Thanks for the input Max. VPN's are a solution that people often reach for and they certainly work though they can be hard to set up on some hardware.

The major disadvantage of a VPN is, as you mention, the fact that each remote device has access to your home network. That means that the network becomes only as secure as the weakest device security. This is especially problematic in certain countries where abuse of networks and even of devices (e.g. left in hotel rooms or passing through borders) is endemic. This is not a theoretical risk, I've seen examples in the real-world (hint: even before the war with Ukraine, I would never have left any device unattended in a Moscow hotel room.
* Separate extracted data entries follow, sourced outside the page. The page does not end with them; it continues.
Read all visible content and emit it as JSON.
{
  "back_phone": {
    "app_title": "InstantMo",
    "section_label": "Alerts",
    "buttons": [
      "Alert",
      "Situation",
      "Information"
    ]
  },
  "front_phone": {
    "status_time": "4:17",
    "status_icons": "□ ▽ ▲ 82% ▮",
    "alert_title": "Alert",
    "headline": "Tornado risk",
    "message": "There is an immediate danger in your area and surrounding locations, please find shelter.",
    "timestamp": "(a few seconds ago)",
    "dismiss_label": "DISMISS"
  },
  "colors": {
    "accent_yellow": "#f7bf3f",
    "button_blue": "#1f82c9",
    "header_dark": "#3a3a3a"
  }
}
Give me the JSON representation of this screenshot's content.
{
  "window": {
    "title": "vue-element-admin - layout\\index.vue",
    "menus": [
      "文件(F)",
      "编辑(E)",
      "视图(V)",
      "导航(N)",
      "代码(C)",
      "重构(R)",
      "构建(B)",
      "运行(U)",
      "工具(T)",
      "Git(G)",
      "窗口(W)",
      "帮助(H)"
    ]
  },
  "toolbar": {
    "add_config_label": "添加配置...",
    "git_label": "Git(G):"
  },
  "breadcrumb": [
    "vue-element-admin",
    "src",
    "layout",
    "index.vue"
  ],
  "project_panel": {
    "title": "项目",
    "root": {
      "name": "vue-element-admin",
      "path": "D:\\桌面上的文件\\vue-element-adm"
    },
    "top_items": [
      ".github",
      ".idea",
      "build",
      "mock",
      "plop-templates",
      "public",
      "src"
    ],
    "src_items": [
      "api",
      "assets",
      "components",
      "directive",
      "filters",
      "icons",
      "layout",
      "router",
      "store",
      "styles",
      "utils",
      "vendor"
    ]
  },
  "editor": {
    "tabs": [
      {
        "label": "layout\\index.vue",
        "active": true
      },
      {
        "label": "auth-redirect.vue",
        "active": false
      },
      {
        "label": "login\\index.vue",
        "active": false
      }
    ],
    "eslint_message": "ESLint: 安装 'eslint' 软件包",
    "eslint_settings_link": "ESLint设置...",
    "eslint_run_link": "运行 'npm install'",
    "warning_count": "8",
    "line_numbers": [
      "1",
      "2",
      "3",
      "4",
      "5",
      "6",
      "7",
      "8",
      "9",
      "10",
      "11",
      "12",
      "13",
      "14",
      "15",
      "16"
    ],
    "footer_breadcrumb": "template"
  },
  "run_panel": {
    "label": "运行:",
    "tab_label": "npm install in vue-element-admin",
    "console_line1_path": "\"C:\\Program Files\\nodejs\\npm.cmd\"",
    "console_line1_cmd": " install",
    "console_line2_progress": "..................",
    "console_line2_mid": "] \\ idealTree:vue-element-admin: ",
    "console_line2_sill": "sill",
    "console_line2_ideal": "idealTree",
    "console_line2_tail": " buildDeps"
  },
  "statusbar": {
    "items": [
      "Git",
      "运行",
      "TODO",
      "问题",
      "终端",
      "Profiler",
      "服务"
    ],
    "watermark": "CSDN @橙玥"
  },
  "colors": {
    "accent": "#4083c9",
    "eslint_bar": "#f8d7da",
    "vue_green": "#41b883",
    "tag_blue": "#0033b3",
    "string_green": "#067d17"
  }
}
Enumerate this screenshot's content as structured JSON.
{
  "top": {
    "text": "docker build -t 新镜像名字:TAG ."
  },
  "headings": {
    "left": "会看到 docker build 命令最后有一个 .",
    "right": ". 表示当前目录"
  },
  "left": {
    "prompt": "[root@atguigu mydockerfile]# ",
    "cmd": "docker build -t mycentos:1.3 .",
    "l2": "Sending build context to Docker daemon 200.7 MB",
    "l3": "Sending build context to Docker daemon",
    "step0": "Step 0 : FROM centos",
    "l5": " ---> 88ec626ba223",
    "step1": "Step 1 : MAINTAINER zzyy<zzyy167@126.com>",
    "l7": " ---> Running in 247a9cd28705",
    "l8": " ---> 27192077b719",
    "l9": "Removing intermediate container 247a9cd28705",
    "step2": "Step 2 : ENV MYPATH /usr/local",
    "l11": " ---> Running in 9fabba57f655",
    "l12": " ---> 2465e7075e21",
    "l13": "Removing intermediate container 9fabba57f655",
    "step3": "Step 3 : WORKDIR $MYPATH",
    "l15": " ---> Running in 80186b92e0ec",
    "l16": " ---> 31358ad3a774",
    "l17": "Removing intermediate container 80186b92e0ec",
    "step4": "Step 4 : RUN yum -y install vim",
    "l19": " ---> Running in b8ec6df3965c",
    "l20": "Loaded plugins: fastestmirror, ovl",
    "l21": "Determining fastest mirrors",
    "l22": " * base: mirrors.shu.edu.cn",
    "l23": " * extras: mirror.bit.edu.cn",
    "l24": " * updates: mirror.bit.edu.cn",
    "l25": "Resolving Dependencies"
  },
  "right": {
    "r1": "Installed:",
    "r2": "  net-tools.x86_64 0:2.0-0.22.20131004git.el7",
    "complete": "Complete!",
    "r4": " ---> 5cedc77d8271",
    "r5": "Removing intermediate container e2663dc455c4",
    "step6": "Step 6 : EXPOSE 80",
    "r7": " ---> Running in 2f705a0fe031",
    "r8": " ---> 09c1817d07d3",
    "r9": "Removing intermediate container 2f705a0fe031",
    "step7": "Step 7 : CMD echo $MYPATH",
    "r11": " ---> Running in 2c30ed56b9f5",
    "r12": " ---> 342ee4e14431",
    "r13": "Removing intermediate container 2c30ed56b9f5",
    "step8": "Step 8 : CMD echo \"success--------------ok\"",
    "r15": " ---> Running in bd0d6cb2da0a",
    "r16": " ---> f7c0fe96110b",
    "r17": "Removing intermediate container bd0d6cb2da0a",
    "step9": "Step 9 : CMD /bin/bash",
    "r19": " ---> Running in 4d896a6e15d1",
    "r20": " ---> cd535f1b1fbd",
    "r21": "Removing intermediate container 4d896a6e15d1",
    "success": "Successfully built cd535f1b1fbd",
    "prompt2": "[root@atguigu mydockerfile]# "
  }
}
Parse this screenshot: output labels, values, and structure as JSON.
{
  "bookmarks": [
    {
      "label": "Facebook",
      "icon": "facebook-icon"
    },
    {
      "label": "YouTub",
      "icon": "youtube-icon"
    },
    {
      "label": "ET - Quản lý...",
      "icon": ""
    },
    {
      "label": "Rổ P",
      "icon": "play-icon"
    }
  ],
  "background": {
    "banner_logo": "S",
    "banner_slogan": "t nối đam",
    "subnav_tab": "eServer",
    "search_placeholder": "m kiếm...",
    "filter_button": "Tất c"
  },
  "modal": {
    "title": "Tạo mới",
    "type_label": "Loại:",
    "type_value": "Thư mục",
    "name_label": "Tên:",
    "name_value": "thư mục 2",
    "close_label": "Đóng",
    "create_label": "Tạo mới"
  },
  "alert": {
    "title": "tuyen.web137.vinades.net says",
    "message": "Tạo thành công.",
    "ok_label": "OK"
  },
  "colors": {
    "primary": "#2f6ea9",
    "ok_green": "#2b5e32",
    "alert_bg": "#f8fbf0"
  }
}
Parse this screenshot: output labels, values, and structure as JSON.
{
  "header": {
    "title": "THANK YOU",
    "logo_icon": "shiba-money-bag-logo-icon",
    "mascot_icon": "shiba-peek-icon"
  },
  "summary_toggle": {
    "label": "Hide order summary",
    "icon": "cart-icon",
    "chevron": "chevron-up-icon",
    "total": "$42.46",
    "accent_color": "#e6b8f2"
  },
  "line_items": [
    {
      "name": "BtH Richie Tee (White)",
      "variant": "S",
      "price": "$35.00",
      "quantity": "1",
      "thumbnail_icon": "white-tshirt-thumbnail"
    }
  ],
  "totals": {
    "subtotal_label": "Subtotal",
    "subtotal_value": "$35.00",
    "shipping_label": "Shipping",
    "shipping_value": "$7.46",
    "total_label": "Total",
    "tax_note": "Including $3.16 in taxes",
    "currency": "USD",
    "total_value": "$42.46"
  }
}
Certainly never leave devices on standby in hotel rooms, always turn them off completely).

Anyway, yes, VPN's can be a good choice if your router is easy to set up. But just be aware of the security risks.

I still like the idea of having a not always on solution that I can turn on remotely via a different channel such as Telegram and then turn off again when not needed. This can, of course, work with a number of the solutions outlined though it may be somewhat harder to be able to make a dynamic change to a router's VPN service than it would be to stop/start a server service such as Cloudflare Zero Trust, NGROK, etc. Those services can also be restricted to specific servers and so could fairly easily be ring-fenced from the rest of your home network. Whether it is worth the trouble is, of course, only something that each individual can decide.